Patients could be directed to instructions on how to use LLMs to help them diagnose their own condition and how to manage it. They could be directed to reliable tools demonstrated to provide valid and unbiased information. They could also be provided with examples of how to pose questions and the kinds of personal information that lead to the most informative response.
Train providers
There is a human impulse to push back when challenged. However, dismissing patient suggestions, and even their demands, will make the patient feel rejected and disrespected. This can reduce the patient's trust in their provider, and threaten the therapeutic alliance.
Physicians can be trained to communicate more effectively with patients about the use of AI chatbots. They can acknowledge the frustration caused by feeling unwell and not knowing why or what do. In addition, they can embrace the fact that patients know more about what is going on with their own bodies. They can express understanding and respect for the patient's impulse to find information. At the same time, they can reinforce the shared goal of not causing harm and remind patients of their unwillingness to prescribe a course of action that is not evidence based in terms of effectiveness and safety. Suggesting the compromise of “let's figure this out together” should be acceptable to all but the most insistent patient.
Train together
A third, more radical approach is for providers to explore the brave new world of chatbots together. When a patient presents a potential diagnosis or suggests a treatment, a solution might be to say: “There is so much information out there to deal with. Let's see what we can find out.” The physician might then turn the computer screen so the patient can see it, and initiate a search. Ideally, this practice should strengthen the partnership of patients with health professionals and increase the likelihood of effective care and desired outcomes.
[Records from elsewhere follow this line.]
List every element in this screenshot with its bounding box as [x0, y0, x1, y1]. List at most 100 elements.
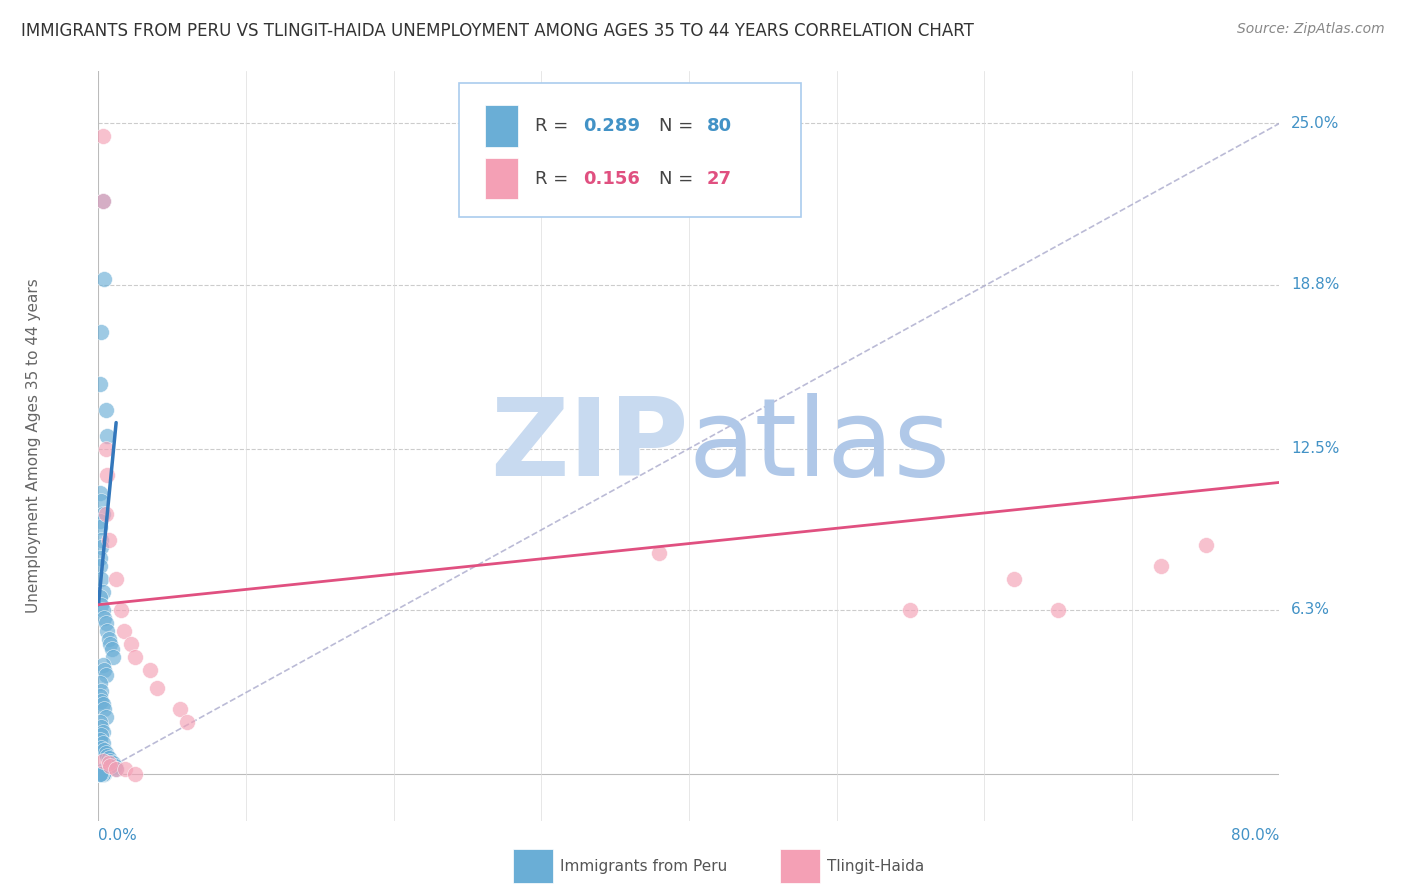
Point	[93, 611, 115, 625]
Point	[90, 728, 112, 742]
Point	[90, 767, 112, 781]
Point	[93, 272, 115, 286]
Point	[96, 428, 118, 442]
Point	[94, 615, 117, 630]
Point	[91, 129, 114, 144]
Point	[89, 767, 111, 781]
Point	[89, 675, 111, 690]
Point	[120, 637, 142, 651]
Point	[89, 767, 111, 781]
Point	[112, 624, 135, 638]
Point	[97, 756, 120, 771]
Point	[94, 442, 117, 456]
Point	[91, 194, 114, 209]
Point	[91, 657, 114, 672]
Point	[89, 767, 111, 781]
Point	[91, 194, 114, 209]
Point	[105, 572, 128, 586]
Text: Tlingit-Haida: Tlingit-Haida	[827, 859, 924, 873]
Point	[89, 590, 111, 604]
Point	[91, 767, 114, 781]
Point	[91, 767, 114, 781]
Point	[89, 515, 111, 529]
Point	[91, 725, 114, 739]
Text: 6.3%: 6.3%	[1291, 602, 1330, 617]
Point	[1002, 572, 1025, 586]
Point	[94, 668, 117, 682]
Text: N =: N =	[659, 117, 699, 135]
Point	[90, 767, 112, 781]
Point	[90, 541, 112, 555]
Point	[90, 683, 112, 698]
Point	[89, 733, 111, 747]
Point	[100, 642, 122, 657]
Point	[103, 649, 125, 664]
Point	[90, 493, 112, 508]
Point	[90, 572, 112, 586]
Text: Unemployment Among Ages 35 to 44 years: Unemployment Among Ages 35 to 44 years	[25, 278, 41, 614]
Point	[146, 681, 169, 695]
Point	[96, 748, 118, 763]
Point	[90, 767, 112, 781]
Point	[90, 694, 112, 708]
Point	[89, 558, 111, 573]
Text: N =: N =	[659, 169, 699, 187]
Point	[110, 603, 132, 617]
Text: Immigrants from Peru: Immigrants from Peru	[560, 859, 727, 873]
Point	[89, 767, 111, 781]
Point	[94, 507, 117, 521]
Point	[90, 767, 112, 781]
Point	[114, 762, 136, 776]
Text: 0.156: 0.156	[582, 169, 640, 187]
Point	[89, 550, 111, 565]
Point	[89, 767, 111, 781]
Point	[93, 702, 115, 716]
Point	[90, 767, 112, 781]
Point	[94, 402, 117, 417]
Point	[97, 533, 120, 547]
Point	[176, 714, 198, 729]
Point	[103, 756, 125, 771]
Point	[91, 767, 114, 781]
Point	[90, 533, 112, 547]
Text: 25.0%: 25.0%	[1291, 116, 1340, 131]
Point	[97, 632, 120, 646]
Point	[900, 603, 922, 617]
Point	[89, 767, 111, 781]
Point	[89, 767, 111, 781]
Text: IMMIGRANTS FROM PERU VS TLINGIT-HAIDA UNEMPLOYMENT AMONG AGES 35 TO 44 YEARS COR: IMMIGRANTS FROM PERU VS TLINGIT-HAIDA UN…	[21, 22, 974, 40]
Text: 0.0%: 0.0%	[98, 829, 138, 844]
Text: 27: 27	[707, 169, 731, 187]
Point	[139, 663, 162, 677]
Text: R =: R =	[536, 169, 575, 187]
Point	[124, 649, 146, 664]
Point	[105, 762, 128, 776]
Point	[96, 467, 118, 482]
Point	[93, 663, 115, 677]
Point	[90, 767, 112, 781]
Text: 18.8%: 18.8%	[1291, 277, 1340, 293]
Point	[90, 598, 112, 612]
Point	[98, 754, 121, 768]
Point	[90, 720, 112, 734]
Point	[93, 767, 115, 781]
Point	[1195, 538, 1218, 552]
Point	[91, 603, 114, 617]
Point	[89, 714, 111, 729]
Point	[89, 689, 111, 703]
Text: 80: 80	[707, 117, 731, 135]
Text: 12.5%: 12.5%	[1291, 442, 1340, 456]
Point	[169, 702, 191, 716]
Point	[1150, 558, 1173, 573]
Text: 0.289: 0.289	[582, 117, 640, 135]
Point	[89, 767, 111, 781]
Text: 80.0%: 80.0%	[1232, 829, 1279, 844]
Point	[90, 767, 112, 781]
Point	[91, 584, 114, 599]
Point	[89, 519, 111, 533]
Point	[94, 709, 117, 723]
Point	[93, 743, 115, 757]
Point	[89, 485, 111, 500]
Point	[90, 325, 112, 339]
Point	[91, 697, 114, 711]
There are potential barriers to the strategies enumerated above, but they are surmountable. The first and most problematic issue may be time, which is already in perilously short supply for practicing clinicians. But, it is possible that the use of AI technology could be applied to summarize information in the electronic record and automate or reassign tasks that currently compete for clinician time. 19 Another issue is the prevailing culture that views clinicians as the guardians of information and decision makers. But there are benefits to both patients and clinicians to including patients as partners in their own care. A third issue is market failures which allow low quality tools to exist and distort the value of information available to patients to aid in diagnosis. Regulation and certification of specific tools would be needed to provide evidence of those that provide safe and valid information and advice.
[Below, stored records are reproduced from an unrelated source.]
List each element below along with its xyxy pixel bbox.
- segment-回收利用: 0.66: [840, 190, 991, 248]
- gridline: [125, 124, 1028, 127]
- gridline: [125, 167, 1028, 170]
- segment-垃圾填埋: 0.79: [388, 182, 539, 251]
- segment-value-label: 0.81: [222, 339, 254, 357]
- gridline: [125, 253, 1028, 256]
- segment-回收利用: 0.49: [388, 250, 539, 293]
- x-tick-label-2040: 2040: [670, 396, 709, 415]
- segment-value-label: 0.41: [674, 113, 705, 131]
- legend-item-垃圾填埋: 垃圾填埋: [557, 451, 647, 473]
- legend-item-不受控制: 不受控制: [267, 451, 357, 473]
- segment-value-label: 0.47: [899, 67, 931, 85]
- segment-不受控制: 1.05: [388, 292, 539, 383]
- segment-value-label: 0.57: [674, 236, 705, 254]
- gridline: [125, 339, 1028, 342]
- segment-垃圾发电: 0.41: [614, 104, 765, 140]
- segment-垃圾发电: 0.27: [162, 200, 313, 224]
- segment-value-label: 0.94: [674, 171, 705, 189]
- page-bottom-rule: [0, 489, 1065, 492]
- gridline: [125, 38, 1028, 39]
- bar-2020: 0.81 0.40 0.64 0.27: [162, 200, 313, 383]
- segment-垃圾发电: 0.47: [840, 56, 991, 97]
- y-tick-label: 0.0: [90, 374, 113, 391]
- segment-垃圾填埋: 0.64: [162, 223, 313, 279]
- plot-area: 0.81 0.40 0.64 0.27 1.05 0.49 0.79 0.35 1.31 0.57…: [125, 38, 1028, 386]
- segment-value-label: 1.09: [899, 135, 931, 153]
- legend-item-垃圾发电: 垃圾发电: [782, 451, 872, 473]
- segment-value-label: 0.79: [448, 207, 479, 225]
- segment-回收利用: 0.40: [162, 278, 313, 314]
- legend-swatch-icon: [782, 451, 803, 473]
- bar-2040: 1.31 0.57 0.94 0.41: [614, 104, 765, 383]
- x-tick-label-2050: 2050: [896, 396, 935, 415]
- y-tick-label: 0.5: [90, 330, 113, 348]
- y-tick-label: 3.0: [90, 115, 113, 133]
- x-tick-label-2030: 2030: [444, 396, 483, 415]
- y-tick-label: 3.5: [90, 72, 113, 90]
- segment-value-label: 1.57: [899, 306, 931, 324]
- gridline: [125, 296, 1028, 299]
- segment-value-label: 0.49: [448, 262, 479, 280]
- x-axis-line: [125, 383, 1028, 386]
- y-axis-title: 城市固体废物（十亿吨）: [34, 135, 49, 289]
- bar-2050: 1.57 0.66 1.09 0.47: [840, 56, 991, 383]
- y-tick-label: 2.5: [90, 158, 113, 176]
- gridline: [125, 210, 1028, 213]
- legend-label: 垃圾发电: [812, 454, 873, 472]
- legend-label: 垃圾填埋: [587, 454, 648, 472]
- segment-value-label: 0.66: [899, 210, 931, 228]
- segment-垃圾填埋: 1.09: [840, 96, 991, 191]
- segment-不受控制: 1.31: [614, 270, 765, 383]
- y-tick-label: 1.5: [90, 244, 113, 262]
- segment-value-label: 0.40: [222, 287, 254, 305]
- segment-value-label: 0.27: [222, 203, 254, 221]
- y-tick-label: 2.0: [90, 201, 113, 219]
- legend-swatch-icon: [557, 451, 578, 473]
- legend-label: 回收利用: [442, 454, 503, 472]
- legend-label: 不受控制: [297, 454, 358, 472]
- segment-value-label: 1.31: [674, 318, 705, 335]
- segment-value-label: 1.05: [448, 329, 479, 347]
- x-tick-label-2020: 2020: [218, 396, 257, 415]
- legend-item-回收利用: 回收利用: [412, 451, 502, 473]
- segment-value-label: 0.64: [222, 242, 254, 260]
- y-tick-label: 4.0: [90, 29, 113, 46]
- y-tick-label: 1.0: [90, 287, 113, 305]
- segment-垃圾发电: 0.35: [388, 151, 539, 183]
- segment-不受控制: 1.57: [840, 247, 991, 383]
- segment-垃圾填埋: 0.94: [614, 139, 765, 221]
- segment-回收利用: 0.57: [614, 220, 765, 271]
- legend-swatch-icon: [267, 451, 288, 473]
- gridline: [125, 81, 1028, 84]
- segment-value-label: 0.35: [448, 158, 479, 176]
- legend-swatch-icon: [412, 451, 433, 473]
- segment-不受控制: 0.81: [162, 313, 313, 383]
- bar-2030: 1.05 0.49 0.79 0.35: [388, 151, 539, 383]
AI tools will inevitably become smarter and less fallible. They are also certain to become a more ubiquitous element of the ecology of health care practice that everyone will need to adapt to. Patients and providers are currently confronted by a firehose of information relevant to their health and condition. Armed with chatbots and other AI tools, the nearly boundless stream of information is less apparent to patients, who are served up a more finite portion to consider. The situation is more difficult for clinicians to confront, as they attempt to reconcile potential diagnoses and suggestions for treatment with their own knowledge and experience. Adopting the compromise of “let's figure this out together” could be the most manageable strategy. This will require directed efforts to educate and inform patients, train clinicians, change practice culture, and make the time for training together.